Lettre 48. Ursule, à Fanchon.
[Edmond s’est battu pour elle avec le marquis.].
5 février.
Chère sœur! Edmond s’est battu le marquis est blessé, peut-être mort. Laure l’écrit à M. Gaudet. Ô Dieu! est-il possible! Cet étourdi! tout gâter, tout perdre! plus d’espoir! je sens que je regrette un homme… qui, au fond, ne m’aurait pas offensée, s’il ne m’eût pas aimée au-delà de toute expression! Annonce cette nouvelle avec ménagement, ou plutôt, n’en parle qu’à ton mari. Nous partons; et il sera temps d’instruire nos chers père et mère, quand nous aurons mis notre frère hors de péril, s’il est possible. Je le crois: son cas est le plus graciable de tous ceux qu’on peut imaginer, Mme Parangon et M. Gaudet le disent. Mais la pauvre dame est au désespoir.

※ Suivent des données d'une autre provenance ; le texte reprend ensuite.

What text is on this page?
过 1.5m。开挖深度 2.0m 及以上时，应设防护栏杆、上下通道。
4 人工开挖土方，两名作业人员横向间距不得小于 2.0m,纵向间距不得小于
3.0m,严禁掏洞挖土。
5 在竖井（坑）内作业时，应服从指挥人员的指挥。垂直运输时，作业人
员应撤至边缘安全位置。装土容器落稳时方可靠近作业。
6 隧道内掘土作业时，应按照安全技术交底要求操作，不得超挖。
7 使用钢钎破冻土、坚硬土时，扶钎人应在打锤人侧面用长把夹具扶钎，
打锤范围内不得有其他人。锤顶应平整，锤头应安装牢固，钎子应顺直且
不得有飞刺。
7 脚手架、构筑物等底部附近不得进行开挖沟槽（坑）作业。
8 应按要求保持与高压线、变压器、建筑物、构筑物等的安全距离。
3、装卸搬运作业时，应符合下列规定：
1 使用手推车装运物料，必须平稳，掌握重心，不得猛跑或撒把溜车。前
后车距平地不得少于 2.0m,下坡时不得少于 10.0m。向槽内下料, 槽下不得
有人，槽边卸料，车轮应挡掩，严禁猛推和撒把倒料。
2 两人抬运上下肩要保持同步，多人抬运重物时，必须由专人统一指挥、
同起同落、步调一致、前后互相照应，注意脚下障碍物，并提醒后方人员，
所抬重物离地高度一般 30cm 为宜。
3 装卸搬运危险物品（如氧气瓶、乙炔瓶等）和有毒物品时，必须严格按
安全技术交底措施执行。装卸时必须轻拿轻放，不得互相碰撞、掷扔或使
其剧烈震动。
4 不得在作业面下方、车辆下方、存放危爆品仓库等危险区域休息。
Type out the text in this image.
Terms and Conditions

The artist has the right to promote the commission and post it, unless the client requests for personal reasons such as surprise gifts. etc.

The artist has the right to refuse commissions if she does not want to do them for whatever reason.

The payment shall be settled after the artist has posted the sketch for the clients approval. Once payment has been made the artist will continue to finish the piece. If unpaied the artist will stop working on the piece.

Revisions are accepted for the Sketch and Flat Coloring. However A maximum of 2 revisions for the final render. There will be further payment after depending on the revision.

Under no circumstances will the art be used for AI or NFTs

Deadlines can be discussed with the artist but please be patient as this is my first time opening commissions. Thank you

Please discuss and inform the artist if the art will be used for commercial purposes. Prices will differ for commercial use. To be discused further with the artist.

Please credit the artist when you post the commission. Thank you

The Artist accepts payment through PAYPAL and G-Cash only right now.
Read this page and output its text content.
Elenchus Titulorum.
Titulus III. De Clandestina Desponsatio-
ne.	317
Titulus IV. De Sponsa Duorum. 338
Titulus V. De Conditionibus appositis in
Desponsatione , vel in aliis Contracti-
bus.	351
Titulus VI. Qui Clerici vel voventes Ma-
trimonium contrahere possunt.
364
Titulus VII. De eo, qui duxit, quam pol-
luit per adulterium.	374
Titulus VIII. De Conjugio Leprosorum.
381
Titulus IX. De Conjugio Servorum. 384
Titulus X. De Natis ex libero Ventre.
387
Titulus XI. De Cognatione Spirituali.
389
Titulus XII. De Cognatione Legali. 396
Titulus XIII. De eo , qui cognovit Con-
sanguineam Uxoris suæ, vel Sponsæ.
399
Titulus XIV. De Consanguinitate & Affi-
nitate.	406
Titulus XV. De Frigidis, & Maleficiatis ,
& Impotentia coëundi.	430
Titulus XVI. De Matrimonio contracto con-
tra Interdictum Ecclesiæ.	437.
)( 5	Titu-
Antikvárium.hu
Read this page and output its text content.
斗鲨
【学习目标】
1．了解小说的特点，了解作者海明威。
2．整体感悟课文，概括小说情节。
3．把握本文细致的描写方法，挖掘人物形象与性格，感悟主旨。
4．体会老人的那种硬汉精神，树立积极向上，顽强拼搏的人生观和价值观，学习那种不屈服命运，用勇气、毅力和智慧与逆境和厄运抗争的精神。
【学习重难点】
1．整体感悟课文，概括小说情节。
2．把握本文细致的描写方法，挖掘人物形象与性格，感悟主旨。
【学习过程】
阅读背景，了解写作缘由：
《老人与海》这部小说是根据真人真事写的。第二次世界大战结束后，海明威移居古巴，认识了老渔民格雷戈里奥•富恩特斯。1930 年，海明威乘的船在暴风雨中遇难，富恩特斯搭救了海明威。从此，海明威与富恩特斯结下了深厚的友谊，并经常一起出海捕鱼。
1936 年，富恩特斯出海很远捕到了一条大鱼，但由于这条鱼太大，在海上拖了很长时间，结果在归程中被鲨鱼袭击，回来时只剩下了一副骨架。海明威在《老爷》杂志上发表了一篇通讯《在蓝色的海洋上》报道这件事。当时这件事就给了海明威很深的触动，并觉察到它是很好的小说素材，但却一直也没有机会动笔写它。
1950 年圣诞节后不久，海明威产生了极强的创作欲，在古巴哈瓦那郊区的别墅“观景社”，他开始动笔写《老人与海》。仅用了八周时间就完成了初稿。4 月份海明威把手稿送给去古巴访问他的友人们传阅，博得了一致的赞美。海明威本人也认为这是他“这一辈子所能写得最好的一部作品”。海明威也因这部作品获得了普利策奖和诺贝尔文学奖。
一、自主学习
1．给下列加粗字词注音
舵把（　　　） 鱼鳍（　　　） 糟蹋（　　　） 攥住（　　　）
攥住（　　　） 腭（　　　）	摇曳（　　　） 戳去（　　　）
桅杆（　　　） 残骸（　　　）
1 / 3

M. Gaudet, lui, dit qu’Edmond lui taille diablement de besogne, et qu’apparemment son bon ange a pensé qu’il lui fallait un pareil ami, pour empêcher que le malin n’eût le temps de le tenter. Quant à moi, je suis tout à la fois très affligée, et fort en colère contre Edmond. Le marquis ne m’a jamais déplu, quoique je l’aie fait croire à cet étourdi pour écarter de lui certains soupçons: car on est bien embarrassée avec ces fous-là!… Je suis pourtant touchée de son amitié pour moi; je vois que Mme Parangon m’en veut un peu de lui être si chère: je le devine à quelques expressions. Comme la nature perce en dépit de la vertu la plus épurée!… Adieu, chère bonne amie sœur. Ne dis rien à nos père et mère: on me recommande de te le marquer.
Lettre 49. La même, à la même.
[Elle nous rassure au sujet d’Edmond.].
De Paris, 11 février.
Vous pouvez tranquilliser nos chers parents, ton mari et toi, très chère sœur. Tout est arrangé, et le marquis n’en mourra pas. Edmond s’est comporté en homme d’honneur, et son combat n’a rien qui puisse lui faire tort; il a passé mes espérances. En partant d’ici, nous comptions toutes sur M. Gaudet, cependant il n’a rien fait, il n’en a pas eu le temps: sans intrigues, sans protection, par la seule éloquence persuasive de ses discours, de sa beauté, de son intéressante langueur, Mme Parangon, dès le lendemain de son arrivée, a tout obtenu. Elle a d’abord parlé au marquis, qui était chez ses parents. Il a su d’elle qu’on poursuivait mon frère: et c’est lui-même, qui a fléchi sa famille irritée, en faisant de son ennemi le plus bel éloge. On a pardonné. Juge de notre joie, en apprenant cette nouvelle, modestement racontée par Mme Parangon!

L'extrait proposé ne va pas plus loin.